The chief compliance officer also said her firm is using its SEC Regulation Best Interest disclosures to provide information to clients, so they receive standardized information about the firm, including their material conflicts of interests.

“How do you provide your disclosures? How do you provide your material conflicts? ... Do you have documentation this was communicated to clients? How do you susbstantiate the information was sent?” she asked.

“We looked at how many rollovers we had in a year and selected a sample size to write about. We looked at new rollovers, new accounts and rollovers received into existing accounts. And then we said, how would we determine best interest? So we looked at factors such as age, account size, compensation. We also verified that forms used by advisors were completed correctly and made sense and had right disclosures,” Manderski said.

While the DOL does not prohibit advisors from recommending rollovers into higher-cost investments, there should be analysis and explanation accompanying such recommendations, Nasseri said.

Manderski said if advisors made a higher cost recommendation, her firm wants to see notations that explain why and why the rollover is in the client’s best interest.

She said that Davenport found while writing the report that clients’ Form 5500, detailing the costs associated with their existing firm, were not being used by all advisors in the field.

That meant more training and communications to advisors, so that if they didn’t receive plan information, they send clients notes asking for the information and describing why it was needed.
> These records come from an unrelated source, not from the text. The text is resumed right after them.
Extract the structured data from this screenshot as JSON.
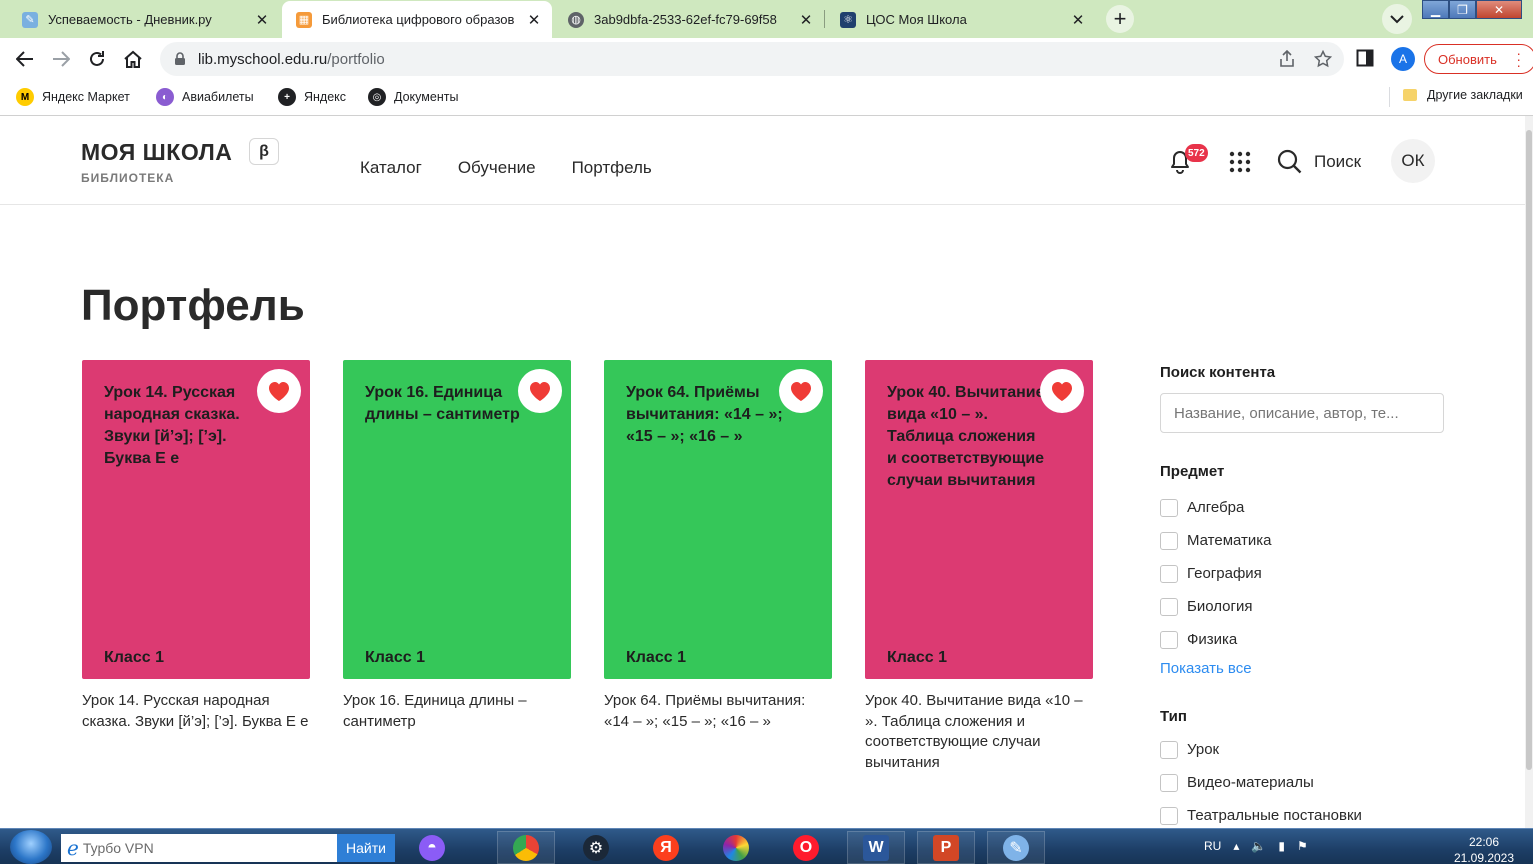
{
  "browser": {
    "tabs": [
      {
        "title": "Успеваемость - Дневник.ру",
        "active": false
      },
      {
        "title": "Библиотека цифрового образов",
        "active": true
      },
      {
        "title": "3ab9dbfa-2533-62ef-fc79-69f58",
        "active": false
      },
      {
        "title": "ЦОС Моя Школа",
        "active": false
      }
    ],
    "url_host": "lib.myschool.edu.ru",
    "url_path": "/portfolio",
    "profile_initial": "A",
    "update_label": "Обновить",
    "bookmarks": [
      {
        "label": "Яндекс Маркет"
      },
      {
        "label": "Авиабилеты"
      },
      {
        "label": "Яндекс"
      },
      {
        "label": "Документы"
      }
    ],
    "other_bookmarks": "Другие закладки"
  },
  "site": {
    "logo": "МОЯ ШКОЛА",
    "beta": "β",
    "logo_sub": "БИБЛИОТЕКА",
    "nav": [
      "Каталог",
      "Обучение",
      "Портфель"
    ],
    "notifications_count": "572",
    "search_label": "Поиск",
    "user_initials": "ОК"
  },
  "page": {
    "title": "Портфель",
    "cards": [
      {
        "cover_title": "Урок 14. Русская народная сказка. Звуки [й’э]; [’э]. Буква Е е",
        "grade": "Класс 1",
        "caption": "Урок 14. Русская народная сказка. Звуки [й’э]; [’э]. Буква Е е",
        "color": "#dc3a72"
      },
      {
        "cover_title": "Урок 16. Единица длины – сантиметр",
        "grade": "Класс 1",
        "caption": "Урок 16. Единица длины – сантиметр",
        "color": "#35c759"
      },
      {
        "cover_title": "Урок 64. Приёмы вычитания: «14 – »; «15 – »; «16 – »",
        "grade": "Класс 1",
        "caption": "Урок 64. Приёмы вычитания: «14 – »; «15 – »; «16 – »",
        "color": "#35c759"
      },
      {
        "cover_title": "Урок 40. Вычитание вида «10 – ». Таблица сложения и соответствующие случаи вычитания",
        "grade": "Класс 1",
        "caption": "Урок 40. Вычитание вида «10 – ». Таблица сложения и соответствующие случаи вычитания",
        "color": "#dc3a72"
      }
    ],
    "filters": {
      "search_title": "Поиск контента",
      "search_placeholder": "Название, описание, автор, те...",
      "subject_title": "Предмет",
      "subjects": [
        "Алгебра",
        "Математика",
        "География",
        "Биология",
        "Физика"
      ],
      "show_all": "Показать все",
      "type_title": "Тип",
      "types": [
        "Урок",
        "Видео-материалы",
        "Театральные постановки"
      ]
    }
  },
  "taskbar": {
    "search_text": "Турбо VPN",
    "find_label": "Найти",
    "lang": "RU",
    "time": "22:06",
    "date": "21.09.2023"
  },
  "colors": {
    "accent_link": "#2d8cf0",
    "heart": "#ef3b36",
    "badge": "#e8334a"
  }
}
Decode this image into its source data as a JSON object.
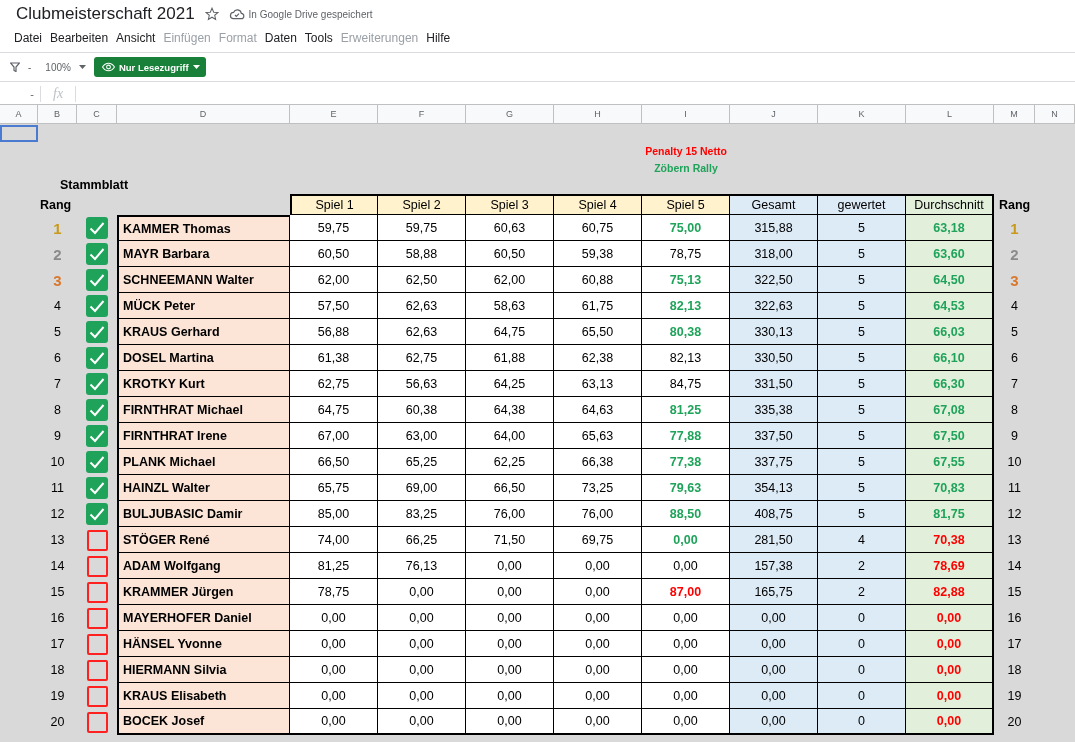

It also meant documenting the improvements in training and client communication in the retrospective report.

“We use an automated system to track and monitor. If money shows up magically in an account there is a limited amount of time before we’ll restrict account if we don’t get an explanation,” Manderski said.

If firms find that rollovers don’t meet a client’s best interest and the letter of the DOL exemption, the client needs to be made whole and such instances may need to be self-reported to the DOL, she said.

“If there are losses, you have to make client whole within 90 days of the issue being identified and have to report to the staff doing the firm’s retrospective review,” said Ed Wegener, managing director of Oyster Consulting LLC.

“The DOL has provided an exemption. If you blow it, you can’t avail yourself of the exemption and make rollover recommendations, so you have to make sure you’re treading carefully,” Wegener added.

As for self reporting, Candy Palugi, a senior consultant at Oyster Consulting LLC, said, “Go back to the rule and dig in to get comfortable with what you need to self report or not. Make sure you provide good records about what you’ve done to address any issue that arises and why you decided it didn’t need self-reporting. If you found an error, detail what needs to be modified and whether or not it needs new training. Do you have process that is repeatable or is it arbitrary?”